Thursday, March 17, 2011

'Hypocrasy' doesn't quite capture it

The Washington Post's Greg Sargent provides an illuminating link to a 2007 National Review interview with South Carolina Senator Jim DeMint--Tea Party booster and ultra-conservative firebrand--in which DeMint praises Mitt Romney's ability to "take some good conservative ideas, like private health insurance, and apply them to the need to have everyone insured.”

As Sergant points out, this attitude lies in stark contrast to DeMint's current attitude. A DeMint aide has leaked to the press "But he [DeMint] would never consider backing Romney again unless he admits that his Massachusetts health care plan was a colossal mistake.”

So how is it that in 2007 DeMint praised RomneyCare, but in 2011 he thinks it was "a colossal mistake?" The answer, of course, is that in the intervening time Barack Obama and the Democratic Congress passed a national health bill closely modeled on Romney's Massachusetts plan.
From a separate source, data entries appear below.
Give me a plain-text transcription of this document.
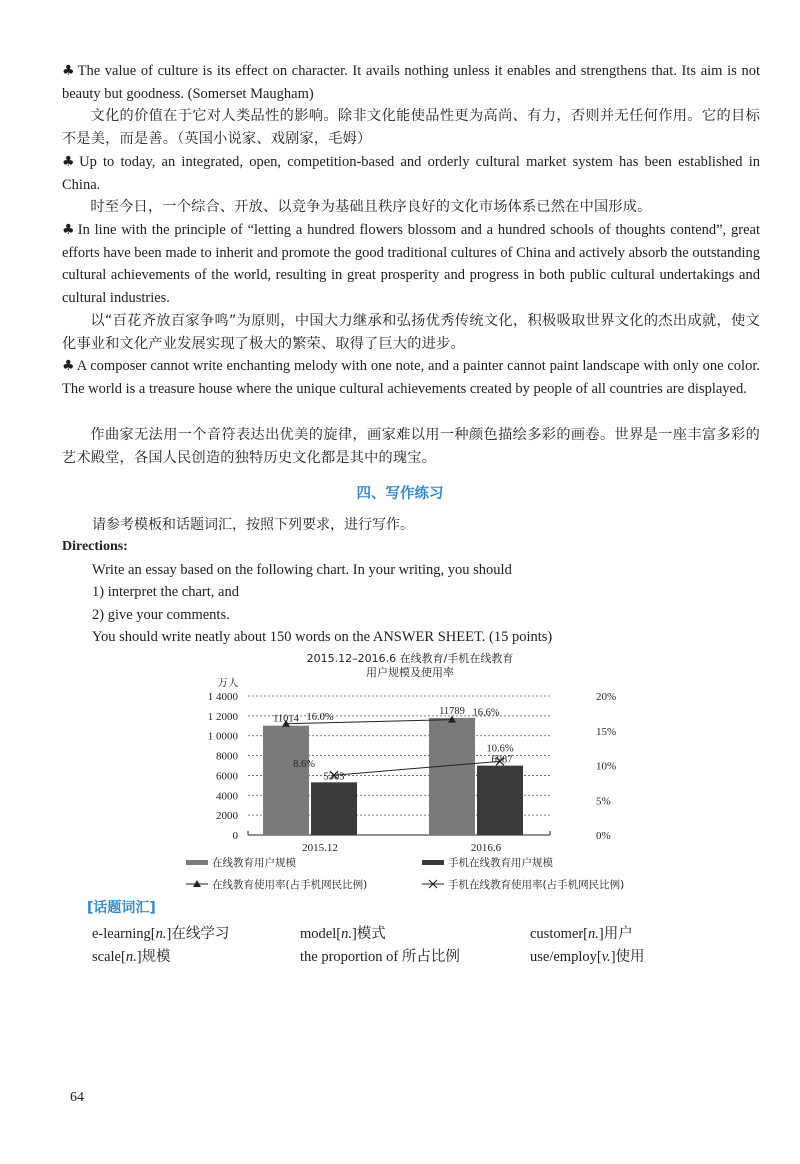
♣ The value of culture is its effect on character. It avails nothing unless it enables and strengthens that. Its aim is not beauty but goodness. (Somerset Maugham)
文化的价值在于它对人类品性的影响。除非文化能使品性更为高尚、有力，否则并无任何作用。它的目标不是美，而是善。（英国小说家、戏剧家，毛姆）
♣ Up to today, an integrated, open, competition-based and orderly cultural market system has been established in China.
时至今日，一个综合、开放、以竞争为基础且秩序良好的文化市场体系已然在中国形成。
♣ In line with the principle of “letting a hundred flowers blossom and a hundred schools of thoughts contend”, great efforts have been made to inherit and promote the good traditional cultures of China and actively absorb the outstanding cultural achievements of the world, resulting in great prosperity and progress in both public cultural undertakings and cultural industries.
以“百花齐放百家争鸣”为原则，中国大力继承和弘扬优秀传统文化，积极吸取世界文化的杰出成就，使文化事业和文化产业发展实现了极大的繁荣、取得了巨大的进步。
♣ A composer cannot write enchanting melody with one note, and a painter cannot paint landscape with only one color. The world is a treasure house where the unique cultural achievements created by people of all countries are displayed.
作曲家无法用一个音符表达出优美的旋律，画家难以用一种颜色描绘多彩的画卷。世界是一座丰富多彩的艺术殿堂，各国人民创造的独特历史文化都是其中的瑰宝。
四、写作练习
请参考模板和话题词汇，按照下列要求，进行写作。
Directions:
Write an essay based on the following chart. In your writing, you should
1) interpret the chart, and
2) give your comments.
You should write neatly about 150 words on the ANSWER SHEET. (15 points)
2015.12–2016.6 在线教育/手机在线教育
用户规模及使用率
万人
0
2000
4000
6000
8000
1 0000
1 2000
1 4000
0%
5%
10%
15%
20%
2015.12	2016.6
11014
11789
5303
6987
16.0%	16.6%
8.6%
10.6%
在线教育用户规模	手机在线教育用户规模
在线教育使用率(占手机网民比例)	手机在线教育使用率(占手机网民比例)
[话题词汇]
e-learning[n.]在线学习	model[n.]模式	customer[n.]用户
scale[n.]规模	the proportion of 所占比例	use/employ[v.]使用
64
It is difficult to imagine a more vivid example of how the current Republican party is utterly uninterested in public policy or serving the interests of the electorate. Instead, they formulate positions solely on narrow partisan grounds. If Obama is for it, then they are against it. Period. Full stop. This attitude is appalling, very easy to understand, and disastrous for the country.

1 comment:

  1. Maybe because in those intervening year, the Mass. healthcare plan showed to be a complete failure. Obamacare was forced even though the formula was knowingly flawed.